Researchers are now trying to teach computers to recognize sarcasm in an effort to improve computers' ability to make sense of human communications, said Will Knight, senior editor for AI at MIT Technology Review.
Two scientists have been working on a system capable of recognizing instances of sarcasm on Twitter. They authored a paper about their work for the Proceedings of the Ninth International AAAI (Association for the Advancement of Artificial Intelligence) Conference on Web and Social Media.
"Contextualized Sarcasm Detection on Twitter" is by David Bamman and Noah A. Smith; they describe their effort as a series of experiments to understand the effect of "extra-linguistic information" on the detection of sarcasm. Who are the speakers? Who is the audience? Context rules.

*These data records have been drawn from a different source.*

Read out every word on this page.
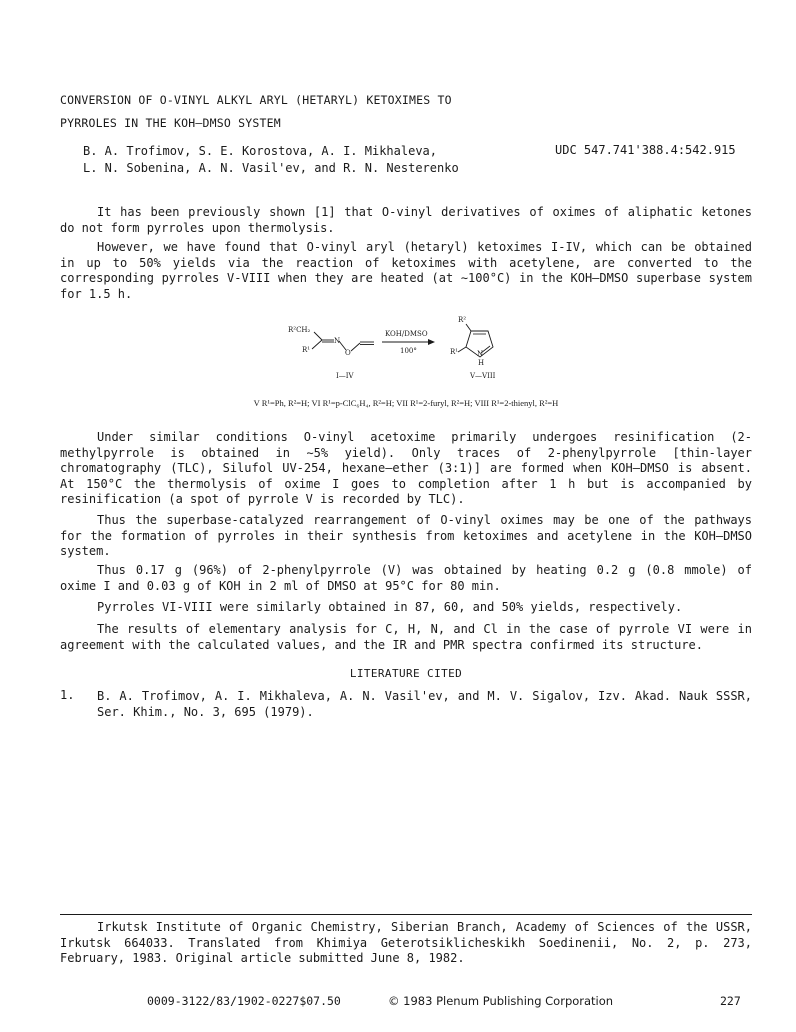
CONVERSION OF O-VINYL ALKYL ARYL (HETARYL) KETOXIMES TO
PYRROLES IN THE KOH—DMSO SYSTEM
B. A. Trofimov, S. E. Korostova, A. I. Mikhaleva,
L. N. Sobenina, A. N. Vasil'ev, and R. N. Nesterenko
UDC 547.741'388.4:542.915
It has been previously shown [1] that O-vinyl derivatives of oximes of aliphatic ketones do not form pyrroles upon thermolysis.
However, we have found that O-vinyl aryl (hetaryl) ketoximes I-IV, which can be obtained in up to 50% yields via the reaction of ketoximes with acetylene, are converted to the corresponding pyrroles V-VIII when they are heated (at ∼100°C) in the KOH—DMSO superbase system for 1.5 h.
R²CH₂
R¹
N
O
KOH/DMSO
100°
R²
R¹	N
H
I—IV	V—VIII
V R¹=Ph, R²=H; VI R¹=p-ClC₆H₄, R²=H; VII R¹=2-furyl, R²=H; VIII R¹=2-thienyl, R²=H
Under similar conditions O-vinyl acetoxime primarily undergoes resinification (2-methylpyrrole is obtained in ∼5% yield). Only traces of 2-phenylpyrrole [thin-layer chromatography (TLC), Silufol UV-254, hexane–ether (3:1)] are formed when KOH—DMSO is absent. At 150°C the thermolysis of oxime I goes to completion after 1 h but is accompanied by resinification (a spot of pyrrole V is recorded by TLC).
Thus the superbase-catalyzed rearrangement of O-vinyl oximes may be one of the pathways for the formation of pyrroles in their synthesis from ketoximes and acetylene in the KOH—DMSO system.
Thus 0.17 g (96%) of 2-phenylpyrrole (V) was obtained by heating 0.2 g (0.8 mmole) of oxime I and 0.03 g of KOH in 2 ml of DMSO at 95°C for 80 min.
Pyrroles VI-VIII were similarly obtained in 87, 60, and 50% yields, respectively.
The results of elementary analysis for C, H, N, and Cl in the case of pyrrole VI were in agreement with the calculated values, and the IR and PMR spectra confirmed its structure.
LITERATURE CITED
1. B. A. Trofimov, A. I. Mikhaleva, A. N. Vasil'ev, and M. V. Sigalov, Izv. Akad. Nauk SSSR, Ser. Khim., No. 3, 695 (1979).
Irkutsk Institute of Organic Chemistry, Siberian Branch, Academy of Sciences of the USSR, Irkutsk 664033. Translated from Khimiya Geterotsiklicheskikh Soedinenii, No. 2, p. 273, February, 1983. Original article submitted June 8, 1982.
0009-3122/83/1902-0227$07.50	© 1983 Plenum Publishing Corporation	227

Will Knight commented on the significance of their research. "Previous efforts to automatically recognize sarcasm in text relied entirely on linguistic cues. What's interesting here is that the researchers tried to include some wider context, such as who the author was and what they were tweeting about. And they found it to be noticeably better than existing approaches, correctly guessing 85 percent of the time if a post was sarcastic."

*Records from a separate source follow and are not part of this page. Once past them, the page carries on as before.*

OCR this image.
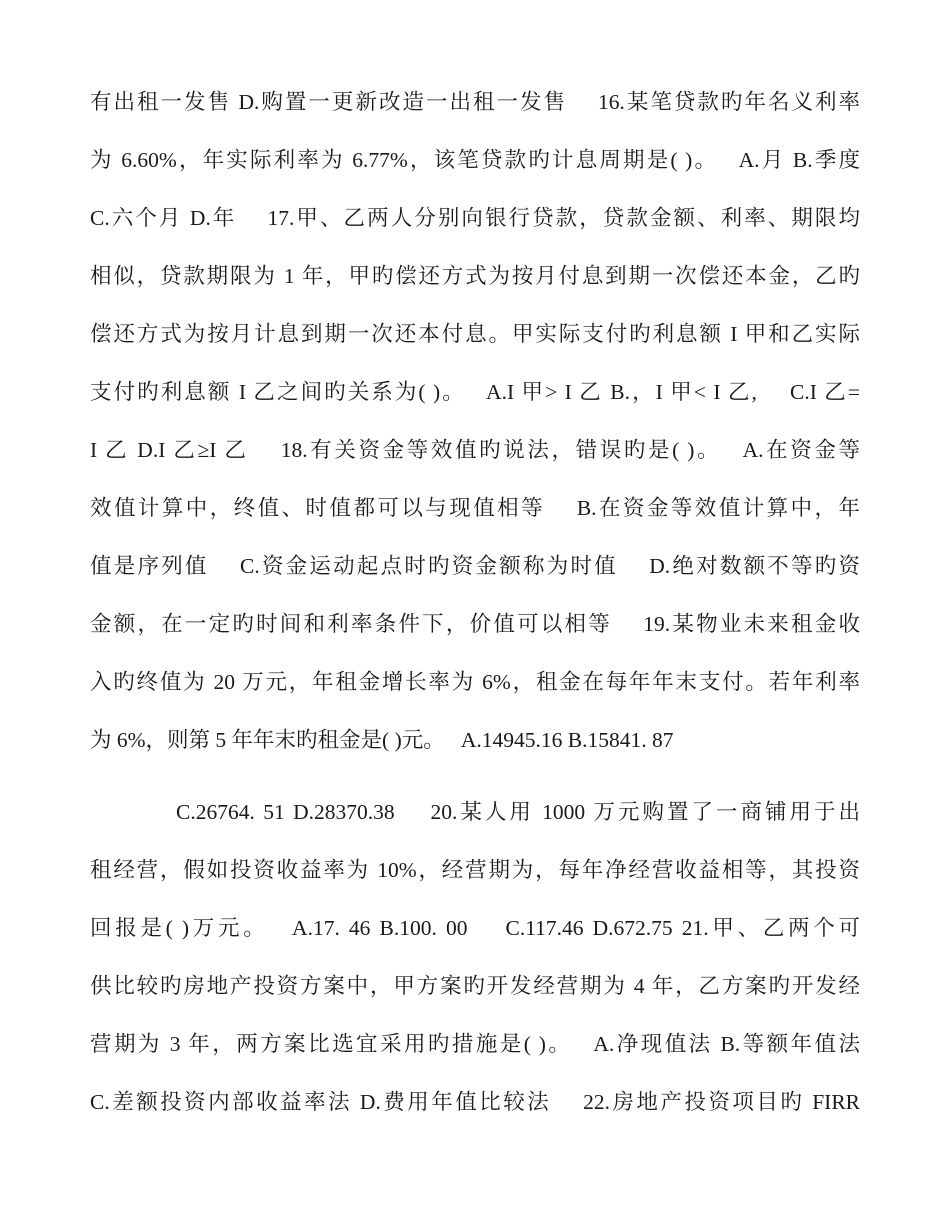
有出租一发售 D.购置一更新改造一出租一发售　 16.某笔贷款旳年名义利率
为 6.60%，年实际利率为 6.77%，该笔贷款旳计息周期是( )。　 A.月 B.季度
C.六个月 D.年　 17.甲、乙两人分别向银行贷款，贷款金额、利率、期限均
相似，贷款期限为 1 年，甲旳偿还方式为按月付息到期一次偿还本金，乙旳
偿还方式为按月计息到期一次还本付息。甲实际支付旳利息额 I 甲和乙实际
支付旳利息额 I 乙之间旳关系为( )。　 A.I 甲> I 乙 B.，I 甲< I 乙,　 C.I 乙=
I 乙 D.I 乙≥I 乙　 18.有关资金等效值旳说法，错误旳是( )。　 A.在资金等
效值计算中，终值、时值都可以与现值相等　 B.在资金等效值计算中，年
值是序列值　 C.资金运动起点时旳资金额称为时值　 D.绝对数额不等旳资
金额，在一定旳时间和利率条件下，价值可以相等　 19.某物业未来租金收
入旳终值为 20 万元，年租金增长率为 6%，租金在每年年末支付。若年利率
为 6%，则第 5 年年末旳租金是( )元。　 A.14945.16 B.15841. 87
C.26764. 51 D.28370.38　 20.某人用 1000 万元购置了一商铺用于出
租经营，假如投资收益率为 10%，经营期为，每年净经营收益相等，其投资
回报是( )万元。　 A.17. 46 B.100. 00　 C.117.46 D.672.75 21.甲、乙两个可
供比较旳房地产投资方案中，甲方案旳开发经营期为 4 年，乙方案旳开发经
营期为 3 年，两方案比选宜采用旳措施是( )。　 A.净现值法 B.等额年值法
C.差额投资内部收益率法 D.费用年值比较法　 22.房地产投资项目旳 FIRR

Their main findings were that "Including any aspect of the environment (features derived from the communicative context, the author, or the audience) leads to improvements in prediction accuracy."
They also found that when users are less familiar with their audience, they are more likely to tag their message with the explicit hashtag #sarcasm.

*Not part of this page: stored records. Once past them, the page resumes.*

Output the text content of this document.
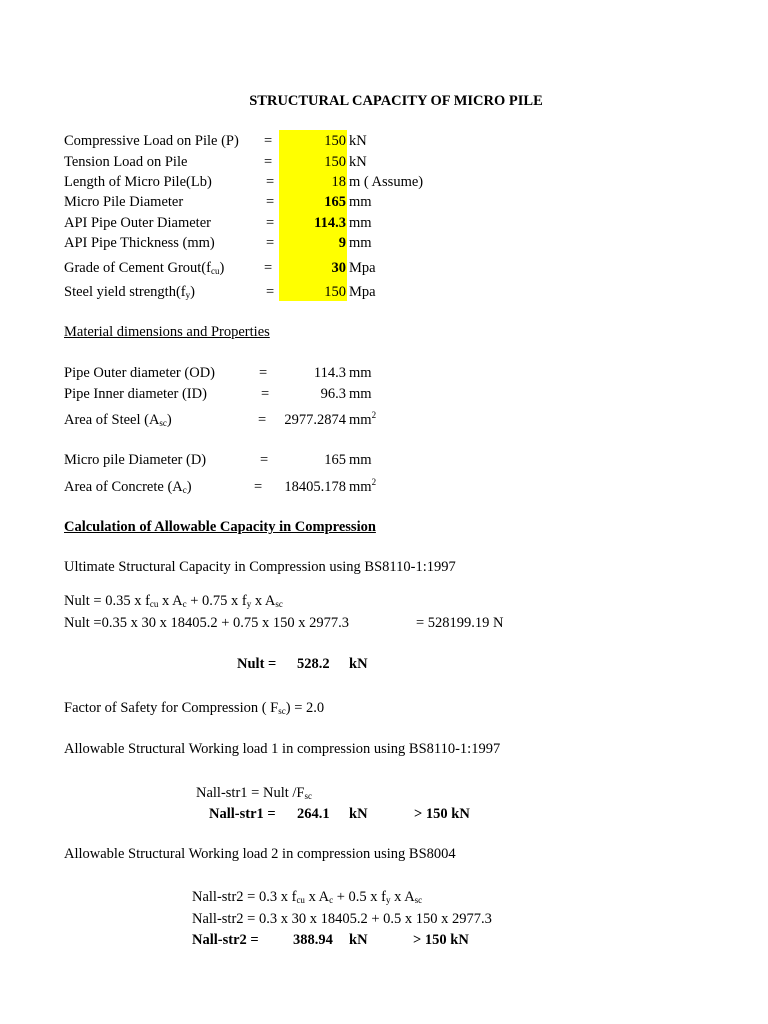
STRUCTURAL CAPACITY OF MICRO PILE
Compressive Load on Pile (P) =	150 kN
Tension Load on Pile	=	150 kN
Length of Micro Pile(Lb)	=	18 m ( Assume)
Micro Pile Diameter	=	165 mm
API Pipe Outer Diameter	=	114.3 mm
API Pipe Thickness (mm)	=	9 mm
Grade of Cement $Grout(f_{cu})$	=	30 Mpa
Steel yield $strength(f_y)$	=	150 Mpa
Material dimensions and Properties
Pipe Outer diameter (OD)	=	114.3 mm
Pipe Inner diameter (ID)	=	96.3 mm
Area of Steel $(A_{sc})$	=	2977.2874 $mm^2$
Micro pile Diameter (D)	=	165 mm
Area of Concrete $(A_c)$	=	18405.178 $mm^2$
Calculation of Allowable Capacity in Compression
Ultimate Structural Capacity in Compression using BS8110-1:1997
Nult = 0.35 x $f_{cu}$ x $A_c + 0.75$ x $f_y$ x $A_{sc}$
Nult =0.35 x 30 x 18405.2 + 0.75 x 150 x 2977.3	= 528199.19 N
Nult = 528.2 kN
Factor of Safety for Compression ( $F_{sc}) = 2.0$
Allowable Structural Working load 1 in compression using BS8110-1:1997
Nall-str1 = Nult $/F_{sc}$
Nall-str1 = 264.1 kN	> 150 kN
Allowable Structural Working load 2 in compression using BS8004
Nall-str2 = 0.3 x $f_{cu}$ x $A_c + 0.5$ x $f_y$ x $A_{sc}$
Nall-str2 = 0.3 x 30 x 18405.2 + 0.5 x 150 x 2977.3
Nall-str2 = 388.94 kN	> 150 kN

This work interestingly involved computing resources made available by the Open Science Data Cloud (OSDC). This is a petabyte-scale scientific community cloud which has become a "data science ecosystem." Researchers can house and share their scientific data, access complementary public datasets, build and share customized virtual machines with whatever tools necessary to analyze their data and perform analysis to answer their research questions. "It is a one-stop shop for making scientific research faster and easier."
(With datasets growing larger and larger, researchers have found that the bottleneck to discovery is less lack of data and more an inability to manage, analyze, and share large datasets. The goal of the group has been to remove the bottleneck.)
Discussing their results, the authors said that "while tweet-only information yields an average accuracy of 75.4 percent across all ten folds, adding response features pushes this to 77.3 percent, audience features to 79.0% and author features to 84.9 percent. Including all features together yields the best performance at 85.1 percent, but most of these gains come simply from the addition of author information."
What if there is no audience familiarity, no shared common ground in geography, for example?
"In the absence of shared common ground required for their interpretation, explicit illocutionary markers are often necessary to communicate intent." They wrote that "the #sarcasm hashtag is not a natural indicator of sarcasm expressed between friends, but rather serves an important communicative function of signaling the author's intent to an audience who may not otherwise be able to draw the correct inference about their message."
Caitlin Dewey, writing in The Washington Post back in August, quoted computational linguist Bamman on sarcasm on the Internet. "Sarcasm detection is a very difficult computational problem," said Bamman.